What are supposed to think after times of destruction? Are we obligated to look at the ways of the generation that suffered and try to understand why they suffered? This is extremely difficult when we see our ancestors as holy people who were much greater than we can ever aspire to be. How can we look at the generations of holy people who suffered the Crusades and determine what they were doing wrong so that we can change? How can we even claim that they suffered because of their sins? This becomes even more difficult when we examine more recent events in history, events that boggle the imagination. Events such as the Holocaust. Who would dare say that they suffered because of their sins? Who would dare say that we know what they did wrong and that we can be better?
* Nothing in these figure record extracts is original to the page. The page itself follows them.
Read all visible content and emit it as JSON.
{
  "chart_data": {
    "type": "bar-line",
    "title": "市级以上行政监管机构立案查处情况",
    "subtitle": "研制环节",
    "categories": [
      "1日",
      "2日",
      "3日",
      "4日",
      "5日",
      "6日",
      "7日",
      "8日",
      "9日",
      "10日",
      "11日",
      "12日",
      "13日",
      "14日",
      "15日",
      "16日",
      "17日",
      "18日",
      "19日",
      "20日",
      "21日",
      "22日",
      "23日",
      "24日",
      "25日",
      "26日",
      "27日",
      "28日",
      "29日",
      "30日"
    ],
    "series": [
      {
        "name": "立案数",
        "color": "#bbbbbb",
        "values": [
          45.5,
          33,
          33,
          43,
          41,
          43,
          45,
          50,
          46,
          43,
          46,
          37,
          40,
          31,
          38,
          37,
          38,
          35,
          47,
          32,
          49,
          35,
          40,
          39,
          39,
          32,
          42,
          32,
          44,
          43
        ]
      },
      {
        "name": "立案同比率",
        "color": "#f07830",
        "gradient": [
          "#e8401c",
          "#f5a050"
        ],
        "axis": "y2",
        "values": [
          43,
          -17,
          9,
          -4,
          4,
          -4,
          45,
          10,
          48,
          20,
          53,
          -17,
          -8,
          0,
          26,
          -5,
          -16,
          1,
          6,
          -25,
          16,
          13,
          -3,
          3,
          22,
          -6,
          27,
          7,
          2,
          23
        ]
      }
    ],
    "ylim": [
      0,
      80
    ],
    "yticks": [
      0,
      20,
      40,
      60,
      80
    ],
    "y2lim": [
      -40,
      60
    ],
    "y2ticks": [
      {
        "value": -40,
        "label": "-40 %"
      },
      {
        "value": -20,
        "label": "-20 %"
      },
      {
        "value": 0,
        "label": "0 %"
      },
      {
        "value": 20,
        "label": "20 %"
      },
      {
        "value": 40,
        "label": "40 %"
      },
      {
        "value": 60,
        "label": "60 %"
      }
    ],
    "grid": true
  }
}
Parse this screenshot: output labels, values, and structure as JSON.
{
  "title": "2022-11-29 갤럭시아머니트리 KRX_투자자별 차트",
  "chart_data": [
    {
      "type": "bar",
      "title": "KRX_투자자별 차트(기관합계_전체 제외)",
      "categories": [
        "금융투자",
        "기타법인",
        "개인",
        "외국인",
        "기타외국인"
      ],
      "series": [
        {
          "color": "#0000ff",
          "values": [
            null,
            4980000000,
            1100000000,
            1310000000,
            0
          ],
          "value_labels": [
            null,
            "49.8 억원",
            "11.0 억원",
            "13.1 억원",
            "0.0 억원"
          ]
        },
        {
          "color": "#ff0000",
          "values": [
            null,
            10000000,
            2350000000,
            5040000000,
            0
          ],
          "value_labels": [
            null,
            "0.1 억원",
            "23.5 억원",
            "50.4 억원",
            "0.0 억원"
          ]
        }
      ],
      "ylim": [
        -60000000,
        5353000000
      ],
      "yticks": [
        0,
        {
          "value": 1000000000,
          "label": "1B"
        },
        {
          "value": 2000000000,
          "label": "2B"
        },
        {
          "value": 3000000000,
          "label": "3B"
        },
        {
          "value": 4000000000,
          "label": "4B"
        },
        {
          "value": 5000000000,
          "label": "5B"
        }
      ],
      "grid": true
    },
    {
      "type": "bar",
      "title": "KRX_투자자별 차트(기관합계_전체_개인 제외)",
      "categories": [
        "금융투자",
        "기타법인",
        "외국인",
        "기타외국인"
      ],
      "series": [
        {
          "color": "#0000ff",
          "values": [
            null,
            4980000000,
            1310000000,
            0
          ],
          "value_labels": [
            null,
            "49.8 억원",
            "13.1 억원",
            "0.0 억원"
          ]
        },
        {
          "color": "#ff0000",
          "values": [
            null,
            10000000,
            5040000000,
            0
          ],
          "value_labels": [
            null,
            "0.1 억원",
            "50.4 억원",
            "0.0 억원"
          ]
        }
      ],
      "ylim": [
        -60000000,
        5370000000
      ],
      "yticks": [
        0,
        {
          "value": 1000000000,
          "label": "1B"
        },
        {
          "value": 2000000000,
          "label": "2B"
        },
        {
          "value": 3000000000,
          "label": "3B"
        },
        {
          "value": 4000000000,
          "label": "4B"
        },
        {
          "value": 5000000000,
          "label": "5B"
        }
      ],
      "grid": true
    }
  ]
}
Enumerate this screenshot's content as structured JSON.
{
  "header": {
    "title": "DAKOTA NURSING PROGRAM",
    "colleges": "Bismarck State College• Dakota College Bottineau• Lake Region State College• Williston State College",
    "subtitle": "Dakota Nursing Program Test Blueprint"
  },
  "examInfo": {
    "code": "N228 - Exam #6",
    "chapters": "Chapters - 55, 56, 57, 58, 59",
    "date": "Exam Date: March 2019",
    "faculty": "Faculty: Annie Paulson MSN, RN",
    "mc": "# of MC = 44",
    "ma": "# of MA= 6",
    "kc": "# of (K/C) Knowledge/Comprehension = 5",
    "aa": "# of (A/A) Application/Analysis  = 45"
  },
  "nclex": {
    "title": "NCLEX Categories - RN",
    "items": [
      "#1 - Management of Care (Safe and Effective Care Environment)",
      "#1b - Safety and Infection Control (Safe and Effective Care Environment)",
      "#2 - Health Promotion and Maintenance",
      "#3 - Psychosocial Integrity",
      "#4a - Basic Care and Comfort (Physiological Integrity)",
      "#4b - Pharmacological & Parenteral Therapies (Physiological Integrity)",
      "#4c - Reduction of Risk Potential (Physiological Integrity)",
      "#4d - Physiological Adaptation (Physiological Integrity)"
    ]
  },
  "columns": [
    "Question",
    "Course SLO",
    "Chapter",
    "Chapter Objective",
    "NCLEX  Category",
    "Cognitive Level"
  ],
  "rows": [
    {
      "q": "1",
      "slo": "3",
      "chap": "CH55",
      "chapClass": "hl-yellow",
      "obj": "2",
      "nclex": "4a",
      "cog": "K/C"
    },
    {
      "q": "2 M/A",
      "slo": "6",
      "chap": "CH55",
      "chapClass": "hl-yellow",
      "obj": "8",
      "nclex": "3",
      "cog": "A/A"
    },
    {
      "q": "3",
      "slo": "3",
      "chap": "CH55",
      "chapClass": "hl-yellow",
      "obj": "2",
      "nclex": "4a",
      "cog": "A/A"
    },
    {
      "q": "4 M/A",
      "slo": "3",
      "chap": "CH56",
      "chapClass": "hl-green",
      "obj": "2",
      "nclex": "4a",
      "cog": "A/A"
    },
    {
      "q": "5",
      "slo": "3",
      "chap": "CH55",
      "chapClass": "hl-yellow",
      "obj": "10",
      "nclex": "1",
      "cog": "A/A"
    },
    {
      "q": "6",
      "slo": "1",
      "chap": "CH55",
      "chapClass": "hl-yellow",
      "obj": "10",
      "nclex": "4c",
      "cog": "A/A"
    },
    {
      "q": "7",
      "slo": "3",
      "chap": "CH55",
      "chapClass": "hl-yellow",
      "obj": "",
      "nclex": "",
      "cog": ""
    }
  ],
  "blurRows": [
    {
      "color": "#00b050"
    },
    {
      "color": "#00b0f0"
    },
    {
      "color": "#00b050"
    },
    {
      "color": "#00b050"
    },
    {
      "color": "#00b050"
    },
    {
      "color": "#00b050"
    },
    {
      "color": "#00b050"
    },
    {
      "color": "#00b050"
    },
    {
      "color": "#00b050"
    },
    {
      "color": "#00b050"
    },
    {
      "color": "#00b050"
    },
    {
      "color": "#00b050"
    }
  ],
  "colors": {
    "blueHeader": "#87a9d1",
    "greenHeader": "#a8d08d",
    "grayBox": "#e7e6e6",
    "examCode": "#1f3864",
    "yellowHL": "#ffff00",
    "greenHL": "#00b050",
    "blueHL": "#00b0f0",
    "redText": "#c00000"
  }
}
Yet, we are told to take this exact approach when trying to understand the destruction of the Temples in Jerusalem, destructions that were even more devastating than the Holocaust in terms of their impact on the Jewish People for generations. The descriptions of the suffering during the sieges of Jerusalem and the ensuing exile and literal sale into servitude for generations equal the destruction of the Holocaust in everything except the modern technology of the Nazis. The slaughter was the same. The torture and humiliation was no different. If we can look at the reasons for the destruction of Jerusalem, examine the ways of those holy generations, than surely we can look at the generation of the Holocaust as well. This in and of itself is an important lesson of this verse in Eicha.
There are those who say that the destruction was a punishment for Reform Judaism and Zionism. Yet, the majority of those who died were observant Jews. If we are to take the approach of this verse and of the numerous times that the Talmud asks the reason for the destruction and exile we must ask what was wrong with even the holiest of Jews who suffered such terrible devastation. If we take such an approach we are automatically being critical of those who say that our approach must be to rebuild what European Jewry in greater numbers.
This approach says that there was something missing in the Service of God of even that holy and honored generation. Rebuilding what was without asking what was missing is to ignore the fact that destruction took place.
When we determine what was wrong with that generation we will gain insight into what is missing in our generation as well.